Newsarchiv

Nutzwiesen sind keine Spielwiesen für Hunde

Die Krienser Landwirte stellen mit Sorge fest, dass ihre Kulturflächen immer weniger respektiert werden. Wiesen mit wachsendem oder sogar schon hochstehendem Gras dürfen nicht als Spielwiese, Hundefreilauf oder Picknickplatz benutzt werden.

Das Betreten von Wiesen und Äckern ist grundsätzlich nicht gestattet, beziehungsweise nur soweit erlaubt, als damit weder eine Beeinträchtigung noch eine Schädigung des Grundeigentums verbunden ist. Aus diesem Grund ist auf das Betreten von Wiesen und Äckern (z. B. Querfeldeintouren, Picknicken, freies Laufenlassen von Hunden oder Reiten über offenes Gelände) während der Vegetationszeit von Mitte März bis Ende Oktober zu verzichten.

Landwirte sind heutzutage vermehrt mit durch Hundekot verschmutztem Futter konfrontiert.
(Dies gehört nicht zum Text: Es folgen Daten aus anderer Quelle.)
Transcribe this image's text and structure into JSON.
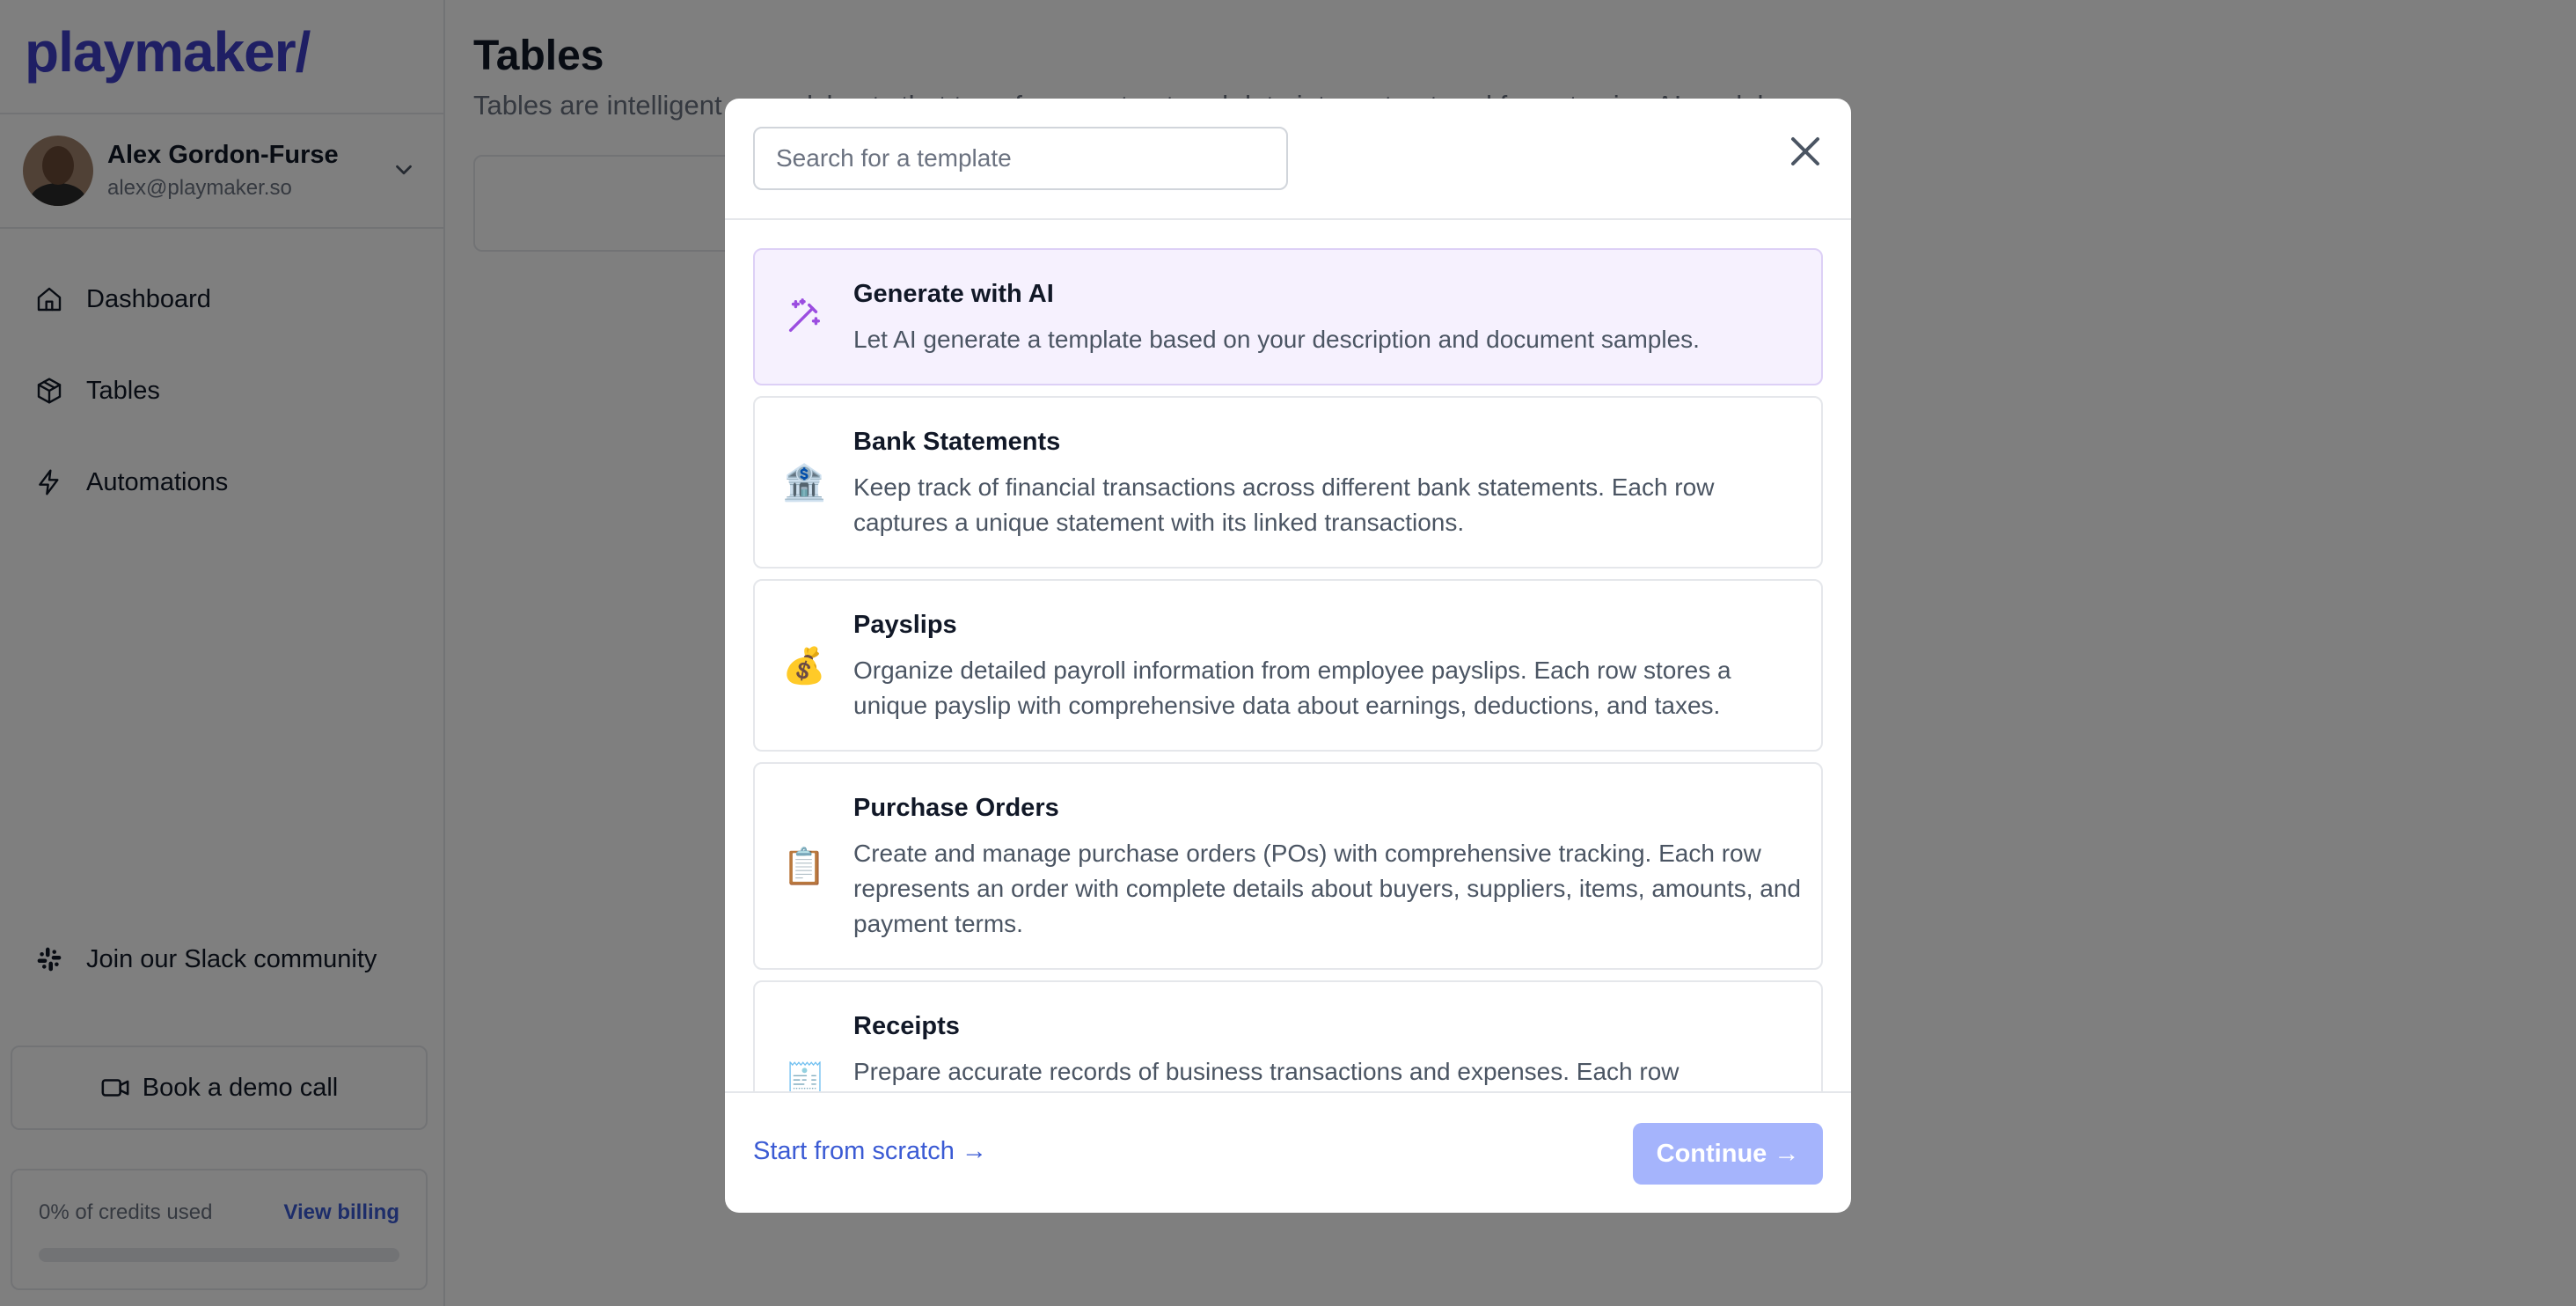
{
  "sidebar": {
    "logo": "playmaker/",
    "user": {
      "name": "Alex Gordon-Furse",
      "email": "alex@playmaker.so"
    },
    "nav": [
      {
        "label": "Dashboard",
        "icon": "home-icon"
      },
      {
        "label": "Tables",
        "icon": "box-icon"
      },
      {
        "label": "Automations",
        "icon": "lightning-icon"
      }
    ],
    "slack_label": "Join our Slack community",
    "demo_label": "Book a demo call",
    "credits": {
      "text": "0% of credits used",
      "billing": "View billing",
      "used_fraction": 0
    }
  },
  "main": {
    "title": "Tables",
    "subtitle": "Tables are intelligent spreadsheets that transform unstructured data into a structured format using AI models."
  },
  "modal": {
    "search_placeholder": "Search for a template",
    "templates": [
      {
        "title": "Generate with AI",
        "desc": "Let AI generate a template based on your description and document samples.",
        "icon": "magic-wand-icon",
        "selected": true
      },
      {
        "title": "Bank Statements",
        "desc": "Keep track of financial transactions across different bank statements. Each row captures a unique statement with its linked transactions.",
        "icon": "🏦"
      },
      {
        "title": "Payslips",
        "desc": "Organize detailed payroll information from employee payslips. Each row stores a unique payslip with comprehensive data about earnings, deductions, and taxes.",
        "icon": "💰"
      },
      {
        "title": "Purchase Orders",
        "desc": "Create and manage purchase orders (POs) with comprehensive tracking. Each row represents an order with complete details about buyers, suppliers, items, amounts, and payment terms.",
        "icon": "📋"
      },
      {
        "title": "Receipts",
        "desc": "Prepare accurate records of business transactions and expenses. Each row",
        "icon": "🧾"
      }
    ],
    "scratch_label": "Start from scratch →",
    "continue_label": "Continue →"
  },
  "colors": {
    "brand": "#3f3fc8",
    "accent": "#3b5bd4",
    "selected_bg": "#f6f1fe",
    "continue_disabled": "#a5b4fc",
    "ai_icon": "#9b4de0"
  }
}
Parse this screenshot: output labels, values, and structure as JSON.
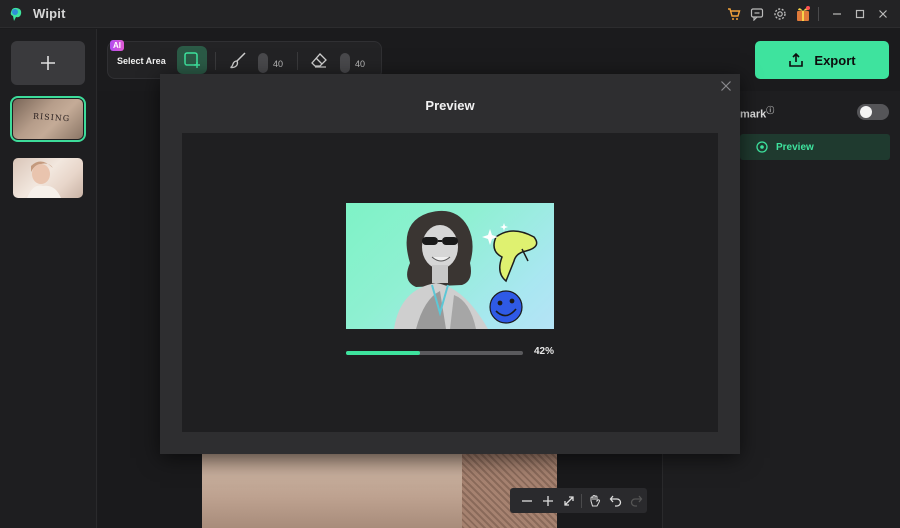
{
  "app": {
    "title": "Wipit",
    "logo_icon": "wipit-logo-icon"
  },
  "titlebar": {
    "icons": [
      "cart-icon",
      "feedback-icon",
      "settings-icon",
      "gift-icon"
    ],
    "window_controls": [
      "minimize-icon",
      "maximize-icon",
      "close-icon"
    ]
  },
  "sidebar": {
    "add_label": "+",
    "thumbnails": [
      {
        "name": "tattoo-arm-thumbnail",
        "text": "RISING",
        "selected": true
      },
      {
        "name": "woman-photo-thumbnail",
        "selected": false
      }
    ]
  },
  "toolbar": {
    "ai_badge": "AI",
    "select_area_label": "Select Area",
    "brush_size": "40",
    "eraser_size": "40"
  },
  "export": {
    "label": "Export"
  },
  "right_panel": {
    "watermark_label": "mark",
    "watermark_toggle": false,
    "preview_label": "Preview"
  },
  "modal": {
    "title": "Preview",
    "progress_percent": 42,
    "progress_text": "42%"
  },
  "zoom_bar": {
    "buttons": [
      "zoom-out-icon",
      "zoom-in-icon",
      "fit-icon",
      "hand-icon",
      "undo-icon",
      "redo-icon"
    ]
  },
  "colors": {
    "accent": "#3ee39e",
    "ai_badge": "#c04ee6",
    "background": "#1b1b1d",
    "modal": "#2e2e30"
  }
}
Ärgerlich ist einerseits der Fakt, dass das Gras oder Heu verschmutzt ist und von den Tieren nicht gefressen wird. Anderseits bringt die Verschmutzung die Gefahr mit sich, dass Krankheitserreger auf die Nutztiere übertragen werden.

Hundehalter/innen sind dazu verpflichtet, den Hundekot einzusammeln und korrekt zu beseitigen. Im Stadtgebiet Kriens stehen dafür zahlreiche Abfall- und Hundekotbehälter zur Verfügung.

Leinenpflicht im Wald und am Waldrand

Um junge Wildtiere und brütende Vögel zu schützen, müssen Hunde im Kanton Luzern vom 1. April bis Ende Juli im Wald und am Waldrand an die Leine genommen werden.

Die Hunde-Leinenpflicht soll verhindern, dass freilaufende Hunde Wildtiere hetzen, verletzen oder töten. Die Leinenpflicht bewirkt eine Beruhigung in den Gebieten im und um den Wald, wo in dieser Zeit die Wildtiere ihre Jungen bekommen. Bodenbrütende Vögel und junge Wildtiere werden so vor Gefährdungen und Störungen geschützt.

In den Naturschutzgebieten sind Hunde zum Schutz der Artenvielfalt sogar ganzjährig an der Leine zu führen.